Taking our packed column into consideration, our asymmetry value from the chromatogram was 1 and one would generally thus expect a high efficiency and resolution.
However, in the event of our column not being within the acceptable asymmetry value the following reason are the possible causes.
Extensive tailing which is characterised by an asymmetry value greater than 1 as mentioned earlier can be a reason. This factor is a result of column being packed too loosely and it can be observed from the chromatogram by the peak tailing gradually.
Extensive fronting is also a possible cause and it is characterised by an asymmetry factor less than 1 which is normally as a result of the column being packed tightly and would be noticeable on the chromatogram by the peaks developing slowly.
Possible causes of resin/column deterioration and their remedies
Temperature – the resins have a temperature range that is normally specified by the manufacturers and a usually high temperature can cause irreversible damage due to loss of functional groups. It is thus important that operation should always within the optimal ranges and bearing in mind the fact that temperature maxima is only for indication.
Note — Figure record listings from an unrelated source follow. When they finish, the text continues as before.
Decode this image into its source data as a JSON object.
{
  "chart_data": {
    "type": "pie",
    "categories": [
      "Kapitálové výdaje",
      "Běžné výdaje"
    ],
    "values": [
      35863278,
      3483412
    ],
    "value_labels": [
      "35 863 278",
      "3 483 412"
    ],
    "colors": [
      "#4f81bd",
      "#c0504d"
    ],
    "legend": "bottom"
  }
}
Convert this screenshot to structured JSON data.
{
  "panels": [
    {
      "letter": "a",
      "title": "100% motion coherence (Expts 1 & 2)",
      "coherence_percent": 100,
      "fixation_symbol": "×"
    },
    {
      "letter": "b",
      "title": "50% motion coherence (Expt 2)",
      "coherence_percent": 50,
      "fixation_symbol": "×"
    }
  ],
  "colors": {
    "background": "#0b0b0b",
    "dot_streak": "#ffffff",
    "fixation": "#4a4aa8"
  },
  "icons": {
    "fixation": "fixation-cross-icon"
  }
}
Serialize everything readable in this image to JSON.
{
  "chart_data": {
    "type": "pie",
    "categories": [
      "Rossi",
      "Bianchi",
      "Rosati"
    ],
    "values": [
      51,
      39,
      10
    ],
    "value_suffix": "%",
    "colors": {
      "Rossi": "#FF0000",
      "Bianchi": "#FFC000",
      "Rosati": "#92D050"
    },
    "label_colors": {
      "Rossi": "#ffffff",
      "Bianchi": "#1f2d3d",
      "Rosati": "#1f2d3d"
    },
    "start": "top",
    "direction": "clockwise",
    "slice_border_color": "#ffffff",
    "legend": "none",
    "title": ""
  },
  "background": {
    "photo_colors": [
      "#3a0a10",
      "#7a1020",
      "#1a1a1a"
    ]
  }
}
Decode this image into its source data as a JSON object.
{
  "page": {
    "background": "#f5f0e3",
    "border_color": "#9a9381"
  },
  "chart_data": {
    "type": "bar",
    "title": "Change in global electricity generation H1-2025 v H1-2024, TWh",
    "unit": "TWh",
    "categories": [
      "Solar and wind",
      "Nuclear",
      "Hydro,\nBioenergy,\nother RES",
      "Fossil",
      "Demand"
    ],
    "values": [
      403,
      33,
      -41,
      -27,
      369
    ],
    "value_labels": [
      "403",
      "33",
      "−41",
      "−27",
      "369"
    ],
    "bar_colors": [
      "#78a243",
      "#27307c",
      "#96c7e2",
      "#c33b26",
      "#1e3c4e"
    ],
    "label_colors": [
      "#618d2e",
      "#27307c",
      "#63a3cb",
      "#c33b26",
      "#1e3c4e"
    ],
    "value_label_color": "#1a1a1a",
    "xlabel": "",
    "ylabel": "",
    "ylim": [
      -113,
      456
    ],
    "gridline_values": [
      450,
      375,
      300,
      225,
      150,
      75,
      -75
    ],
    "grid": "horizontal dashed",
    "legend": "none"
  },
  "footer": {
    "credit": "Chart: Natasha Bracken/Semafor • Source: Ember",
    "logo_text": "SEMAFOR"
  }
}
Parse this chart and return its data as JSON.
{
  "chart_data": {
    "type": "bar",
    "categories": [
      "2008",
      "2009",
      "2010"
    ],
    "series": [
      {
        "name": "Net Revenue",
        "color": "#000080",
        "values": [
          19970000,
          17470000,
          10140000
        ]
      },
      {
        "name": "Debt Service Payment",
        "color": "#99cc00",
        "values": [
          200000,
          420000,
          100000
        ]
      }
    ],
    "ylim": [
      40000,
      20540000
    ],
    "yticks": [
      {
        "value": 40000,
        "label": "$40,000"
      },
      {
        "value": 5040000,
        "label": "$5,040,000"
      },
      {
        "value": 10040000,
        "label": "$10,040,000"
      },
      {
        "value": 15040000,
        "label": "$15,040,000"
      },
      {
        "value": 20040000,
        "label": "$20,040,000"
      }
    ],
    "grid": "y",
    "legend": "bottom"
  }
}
Oxidation – The functional groups are also attached by oxidation and on this basis one has to ensure that oxidants such as hydrochloric acid , nitric acid are not utilised in the cleaning regime as they can accelerate oxidation which damages the polymer crosslink
Fouling apart from impacting on performance of the column can also cause irreversible damage to the resin. Fouling can result due to the presence of iron and silica for this reason special attention has to be paid to the type of resin to be used as prevention they say is better than cure.
Drying out and cracking of the resin is also an important reason for column deterioration and this can be remedied by ensuring that the column is well equilibrated.
High pressure -The build-up can also cause damage to the resin/column and it could be as a result of flow path restriction due to dirty or worn bed support. Manufacturer’s specification should always be adhered to in ensuring an optimal usage of the resin.
The life span of the resin/column should also be taken into account and usage should always be as specified by the manufacturer.
Harsh elution is another factor that is responsible for irreversible damages to resin/column. Every resin has a pH range that is optimal and this should be adhered to strictly.
The practical experience was so interesting and brought the protein purification lectures received into perspective. A better understanding of the process was developed and the practical knowledge is quite adaptive to the day to day operation in a typical Biopharmaceutical plant.